Marketers who are part of the conversation can get valuable product insights from their customers that would cost thousands using traditional marketing approaches alone. And keep this in mind… customers say things when they want you to do something better… so that THEY can do more business with you.

It’s more than just research though. It’s about:

  • getting involved and listening and…
  • building “brand advocates” and “brand defenders.”
  • Getting a competitive edge

People who believe in your brand and are eager to talk about it with friends, family and peers are more powerful than any one-way marketing message you distribute.

To build community, however, you must build trust.

Here are 15 ways to build trust, community and start the conversation. Use these tips and you can build your brand and increase your brand awareness at a cost of literally pennies.

1. Get Engaged

Meet your customers online and engage with them. Start with seeing what they’re saying on their blogs. Listen to and participate in their communities

2. Interact

Give customers a platform to interact with you and engage where you can to solve their problems. Your own blog integrated with your site is a one way to do this. A forum is another.

3. Your Place or… Somewhere Else?

Help people to engage with you on your site… you have better control than if they do it elsewhere

4.Take Note…

Monitor everything that’s being said about you ( you can do this by setting up a Google Alert) and engage where you can help

5. Get Out There!

Don’t wait for people to come to you… get out there and go where your customers are.  Don’t know where they go to talk on the web? Ask them.

6. Say Something…

Comment on other blogs. Not only does this get you known, it enables people to check out your own blog and is good for SEO.

7. Create a forum

A forum is one of the best ways of creating an online community and gaining customer insights and finding out what’s important to your customers. When you integrate it into your own site you demonstrate commitment and it encourages a feeling of safety for your customers.

8. Create communities of interest

Whether these are Facebook Groups, MySpace Profiles or LinkedIn or on your own website. Communities generate  fans and fans are enthusiastic. Fans are what you want. Put their enthusiasm to work by encouraging them to generate and share their own content on your site.
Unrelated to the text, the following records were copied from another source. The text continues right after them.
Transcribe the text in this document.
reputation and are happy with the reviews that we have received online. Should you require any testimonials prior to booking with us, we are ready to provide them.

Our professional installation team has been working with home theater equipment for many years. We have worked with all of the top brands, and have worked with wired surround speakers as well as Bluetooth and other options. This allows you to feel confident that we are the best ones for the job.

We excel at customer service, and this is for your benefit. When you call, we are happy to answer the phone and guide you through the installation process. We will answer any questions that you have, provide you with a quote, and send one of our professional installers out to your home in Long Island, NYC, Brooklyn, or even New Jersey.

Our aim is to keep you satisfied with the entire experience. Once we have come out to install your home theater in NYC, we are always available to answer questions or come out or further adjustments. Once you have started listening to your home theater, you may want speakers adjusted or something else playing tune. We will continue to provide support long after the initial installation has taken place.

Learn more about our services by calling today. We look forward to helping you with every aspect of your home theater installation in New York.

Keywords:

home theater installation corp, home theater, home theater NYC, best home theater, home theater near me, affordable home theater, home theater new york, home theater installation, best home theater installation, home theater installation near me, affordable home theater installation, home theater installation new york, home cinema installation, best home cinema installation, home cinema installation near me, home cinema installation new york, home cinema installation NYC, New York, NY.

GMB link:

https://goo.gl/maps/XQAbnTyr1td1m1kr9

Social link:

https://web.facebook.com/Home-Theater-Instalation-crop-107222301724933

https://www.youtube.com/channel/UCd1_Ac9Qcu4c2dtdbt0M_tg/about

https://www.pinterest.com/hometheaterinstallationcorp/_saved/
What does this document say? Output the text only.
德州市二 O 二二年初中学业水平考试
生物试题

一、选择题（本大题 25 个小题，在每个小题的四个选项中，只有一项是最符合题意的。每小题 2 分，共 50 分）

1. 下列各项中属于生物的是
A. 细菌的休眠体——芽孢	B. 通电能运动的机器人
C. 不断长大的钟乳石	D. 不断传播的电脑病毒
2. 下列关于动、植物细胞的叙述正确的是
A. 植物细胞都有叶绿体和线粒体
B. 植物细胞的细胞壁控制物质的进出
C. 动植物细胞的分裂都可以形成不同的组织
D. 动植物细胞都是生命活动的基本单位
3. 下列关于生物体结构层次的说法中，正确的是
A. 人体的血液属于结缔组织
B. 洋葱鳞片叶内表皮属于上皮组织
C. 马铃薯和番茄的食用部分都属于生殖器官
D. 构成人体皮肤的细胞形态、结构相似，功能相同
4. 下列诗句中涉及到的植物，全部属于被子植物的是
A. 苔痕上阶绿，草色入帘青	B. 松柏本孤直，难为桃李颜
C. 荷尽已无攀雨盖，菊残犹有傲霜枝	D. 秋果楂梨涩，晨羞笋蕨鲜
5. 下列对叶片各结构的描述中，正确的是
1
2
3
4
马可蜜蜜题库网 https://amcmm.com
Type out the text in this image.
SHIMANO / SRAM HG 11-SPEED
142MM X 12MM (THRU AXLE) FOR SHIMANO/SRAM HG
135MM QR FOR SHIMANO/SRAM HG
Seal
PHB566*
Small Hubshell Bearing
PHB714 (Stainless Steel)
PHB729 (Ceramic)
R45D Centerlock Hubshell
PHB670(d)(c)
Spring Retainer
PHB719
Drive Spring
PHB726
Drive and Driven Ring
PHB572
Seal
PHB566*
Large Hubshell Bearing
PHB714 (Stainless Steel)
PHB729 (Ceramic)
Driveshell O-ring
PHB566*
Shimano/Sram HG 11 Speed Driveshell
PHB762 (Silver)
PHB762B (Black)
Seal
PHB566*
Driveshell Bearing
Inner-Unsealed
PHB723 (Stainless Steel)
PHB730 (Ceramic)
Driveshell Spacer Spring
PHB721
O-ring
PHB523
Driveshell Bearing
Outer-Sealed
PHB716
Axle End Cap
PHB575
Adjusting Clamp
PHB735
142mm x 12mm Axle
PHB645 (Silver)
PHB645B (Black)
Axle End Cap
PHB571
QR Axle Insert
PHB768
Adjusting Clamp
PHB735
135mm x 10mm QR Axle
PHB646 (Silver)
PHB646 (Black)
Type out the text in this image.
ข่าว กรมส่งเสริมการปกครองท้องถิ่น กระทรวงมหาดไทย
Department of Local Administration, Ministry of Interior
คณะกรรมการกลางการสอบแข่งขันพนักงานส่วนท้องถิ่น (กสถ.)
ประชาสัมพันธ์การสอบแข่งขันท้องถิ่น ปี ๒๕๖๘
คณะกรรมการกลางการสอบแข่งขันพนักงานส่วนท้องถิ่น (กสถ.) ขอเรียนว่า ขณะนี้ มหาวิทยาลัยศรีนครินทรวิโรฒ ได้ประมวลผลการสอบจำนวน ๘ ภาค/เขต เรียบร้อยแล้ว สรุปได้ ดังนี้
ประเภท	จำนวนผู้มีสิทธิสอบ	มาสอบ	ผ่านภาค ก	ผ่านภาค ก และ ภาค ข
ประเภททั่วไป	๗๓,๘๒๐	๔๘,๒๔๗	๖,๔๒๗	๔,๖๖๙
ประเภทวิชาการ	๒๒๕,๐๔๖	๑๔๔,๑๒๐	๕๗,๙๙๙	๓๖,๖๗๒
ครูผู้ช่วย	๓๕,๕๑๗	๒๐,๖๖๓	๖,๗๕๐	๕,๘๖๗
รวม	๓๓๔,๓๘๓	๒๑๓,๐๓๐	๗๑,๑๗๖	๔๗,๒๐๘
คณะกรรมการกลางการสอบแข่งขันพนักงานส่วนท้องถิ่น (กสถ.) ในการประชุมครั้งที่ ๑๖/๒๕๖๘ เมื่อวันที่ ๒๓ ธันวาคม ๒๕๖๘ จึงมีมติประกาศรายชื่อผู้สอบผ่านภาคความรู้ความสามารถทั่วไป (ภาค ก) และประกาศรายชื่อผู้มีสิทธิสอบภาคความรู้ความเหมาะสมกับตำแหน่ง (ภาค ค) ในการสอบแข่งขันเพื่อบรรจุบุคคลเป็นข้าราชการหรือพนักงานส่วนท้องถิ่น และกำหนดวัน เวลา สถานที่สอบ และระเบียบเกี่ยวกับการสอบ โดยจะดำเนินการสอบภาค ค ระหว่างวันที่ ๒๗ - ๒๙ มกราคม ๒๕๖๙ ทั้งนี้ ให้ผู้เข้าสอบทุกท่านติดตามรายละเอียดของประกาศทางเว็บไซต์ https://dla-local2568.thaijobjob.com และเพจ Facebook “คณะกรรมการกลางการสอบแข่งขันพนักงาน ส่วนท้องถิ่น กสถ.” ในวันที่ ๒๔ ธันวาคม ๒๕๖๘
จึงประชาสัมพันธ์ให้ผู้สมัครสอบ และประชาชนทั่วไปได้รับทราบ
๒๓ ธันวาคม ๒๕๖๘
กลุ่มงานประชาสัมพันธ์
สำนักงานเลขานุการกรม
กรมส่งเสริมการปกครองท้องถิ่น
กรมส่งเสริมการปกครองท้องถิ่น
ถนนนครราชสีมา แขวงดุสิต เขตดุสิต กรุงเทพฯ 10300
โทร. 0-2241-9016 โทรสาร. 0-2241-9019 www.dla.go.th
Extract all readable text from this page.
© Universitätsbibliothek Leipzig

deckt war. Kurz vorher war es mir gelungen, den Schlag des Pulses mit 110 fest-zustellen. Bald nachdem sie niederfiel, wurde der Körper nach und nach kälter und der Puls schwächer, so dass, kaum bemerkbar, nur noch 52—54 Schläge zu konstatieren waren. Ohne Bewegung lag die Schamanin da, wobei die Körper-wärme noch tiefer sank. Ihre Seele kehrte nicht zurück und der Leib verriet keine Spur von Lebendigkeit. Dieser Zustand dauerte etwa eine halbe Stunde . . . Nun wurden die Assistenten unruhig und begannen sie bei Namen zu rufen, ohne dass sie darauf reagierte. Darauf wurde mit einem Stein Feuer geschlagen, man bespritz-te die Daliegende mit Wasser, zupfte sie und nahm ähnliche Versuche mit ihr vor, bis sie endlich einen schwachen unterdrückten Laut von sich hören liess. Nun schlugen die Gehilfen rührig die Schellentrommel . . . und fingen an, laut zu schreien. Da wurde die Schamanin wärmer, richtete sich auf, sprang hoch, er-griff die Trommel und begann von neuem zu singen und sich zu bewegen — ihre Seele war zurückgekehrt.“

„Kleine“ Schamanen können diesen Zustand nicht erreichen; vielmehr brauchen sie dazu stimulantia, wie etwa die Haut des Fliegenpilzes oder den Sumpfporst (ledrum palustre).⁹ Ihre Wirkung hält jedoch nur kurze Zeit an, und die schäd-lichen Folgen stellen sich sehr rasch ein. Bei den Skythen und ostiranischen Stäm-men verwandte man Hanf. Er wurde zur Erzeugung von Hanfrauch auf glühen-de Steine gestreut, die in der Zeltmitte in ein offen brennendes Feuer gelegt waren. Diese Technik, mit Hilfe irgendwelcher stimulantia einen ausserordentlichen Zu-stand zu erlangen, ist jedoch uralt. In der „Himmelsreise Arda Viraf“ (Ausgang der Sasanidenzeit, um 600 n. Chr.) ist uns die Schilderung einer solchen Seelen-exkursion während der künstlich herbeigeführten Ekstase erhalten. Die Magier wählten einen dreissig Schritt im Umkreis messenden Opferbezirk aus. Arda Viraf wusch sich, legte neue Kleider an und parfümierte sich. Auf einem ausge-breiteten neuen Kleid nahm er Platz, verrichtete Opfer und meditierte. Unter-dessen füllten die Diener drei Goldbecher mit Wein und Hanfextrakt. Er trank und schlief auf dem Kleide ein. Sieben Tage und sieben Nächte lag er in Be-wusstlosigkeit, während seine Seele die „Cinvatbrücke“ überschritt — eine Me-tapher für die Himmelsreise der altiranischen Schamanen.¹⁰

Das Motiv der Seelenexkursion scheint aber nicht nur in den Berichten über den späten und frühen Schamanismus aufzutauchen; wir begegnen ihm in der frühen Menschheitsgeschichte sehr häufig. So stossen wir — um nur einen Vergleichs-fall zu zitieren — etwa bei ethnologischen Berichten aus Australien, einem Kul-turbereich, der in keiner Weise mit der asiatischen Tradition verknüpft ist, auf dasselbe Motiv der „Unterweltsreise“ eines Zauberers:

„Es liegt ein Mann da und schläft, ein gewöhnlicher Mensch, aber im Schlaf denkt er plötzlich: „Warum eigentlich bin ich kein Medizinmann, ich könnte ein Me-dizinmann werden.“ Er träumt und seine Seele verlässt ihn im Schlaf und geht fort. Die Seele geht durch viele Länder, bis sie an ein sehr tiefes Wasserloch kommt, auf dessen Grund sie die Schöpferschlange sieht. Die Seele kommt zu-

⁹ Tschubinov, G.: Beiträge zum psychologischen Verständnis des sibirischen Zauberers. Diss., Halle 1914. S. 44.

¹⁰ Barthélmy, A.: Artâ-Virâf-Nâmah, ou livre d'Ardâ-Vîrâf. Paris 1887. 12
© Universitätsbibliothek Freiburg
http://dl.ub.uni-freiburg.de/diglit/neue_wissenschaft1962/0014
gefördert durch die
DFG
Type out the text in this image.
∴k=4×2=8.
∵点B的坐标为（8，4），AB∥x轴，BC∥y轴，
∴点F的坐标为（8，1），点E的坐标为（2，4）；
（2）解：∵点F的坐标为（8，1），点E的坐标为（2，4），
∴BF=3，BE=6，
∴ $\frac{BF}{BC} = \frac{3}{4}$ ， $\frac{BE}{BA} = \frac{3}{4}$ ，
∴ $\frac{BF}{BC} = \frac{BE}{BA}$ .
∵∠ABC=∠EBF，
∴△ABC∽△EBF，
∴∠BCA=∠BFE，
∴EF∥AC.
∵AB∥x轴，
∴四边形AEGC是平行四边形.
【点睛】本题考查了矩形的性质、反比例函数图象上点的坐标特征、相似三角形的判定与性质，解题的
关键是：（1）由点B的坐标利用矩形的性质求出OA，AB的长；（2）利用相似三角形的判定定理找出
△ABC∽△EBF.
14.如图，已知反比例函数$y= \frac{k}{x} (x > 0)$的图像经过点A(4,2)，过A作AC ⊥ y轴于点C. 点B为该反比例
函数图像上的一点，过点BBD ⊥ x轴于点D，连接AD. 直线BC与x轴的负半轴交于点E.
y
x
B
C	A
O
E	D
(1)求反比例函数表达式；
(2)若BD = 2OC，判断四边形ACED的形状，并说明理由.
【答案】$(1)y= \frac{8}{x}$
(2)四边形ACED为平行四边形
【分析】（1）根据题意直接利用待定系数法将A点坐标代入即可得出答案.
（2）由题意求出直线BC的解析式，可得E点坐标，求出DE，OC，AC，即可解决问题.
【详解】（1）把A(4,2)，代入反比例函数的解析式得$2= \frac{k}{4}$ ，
9. Help Them Help Each Other

When community members help each other out with tips, advice and their own feedback this is powerful. Generate discussion and feedback by encouraging this – allowing members share and use their own content.  Sites doing this particularly well include OPEN Forum by American Express (Small Business)  DELL Community (Computers and Hardware) and The Nest for home buying help and my absolute favourite BlacKBerryForums.com

10. Rate and Share…

Encourage content rating and sharing on your site or blog, using Digg, StumbleUpon and or other rating tools.

11. Bookmark This

Encourage your fans to share content by offering  a range of Social bookmarking tools . See a selection under the Share This tool on this and all my blog posts.

12. Tweet Up or FaceBook!

Open a Twitter account (or accounts) and invite people to “follow” you. You may think your customers don’t tweet… but you may be surprised. Twitter takes some getting used to and can be very time intensive however it is amazing for discovering new trends and finding out what people are saying. Facebook is good for creating relationships

13. Get RSS’d

Ensure you have an RSS feed on your blog or site. Make it easy for people to subscribe to your content by including prominent subscription tools on your blog or wherever you – or they -  add content.

Building trust and community takes time. It doesn’t happen overnight. it can take months and years for true community to form and as with anything worthwhile it takes dedication, commitment, planning and patience. But the rewards of an active and vibrant community is worth its weight in gold and very powerful.

It goes without saying that to succeed you must have a plan for building your community. If you are gathering insights you also need to ensure you have a process for taking customer ideas and implementing them as well as sharing feedback with them.  Do not skip this step – unless you want to be disappointed.  Many people jump straight into the tools however if you do this you’ll end up frustrated.

Trust – and community – doesn’t just happen. And while Social Media tools facilitate conversation they are only tools -  you must still be part of the conversation and cultivate the community.

Use a combination of blog posts, polls, forums, photo-sharing, social networking sites, video and audio – whatever your audience wants to use.

Actively engage your audience and over time you could find even your most challenging customers can become your strongest  brand defenders as well as your most loyal customers.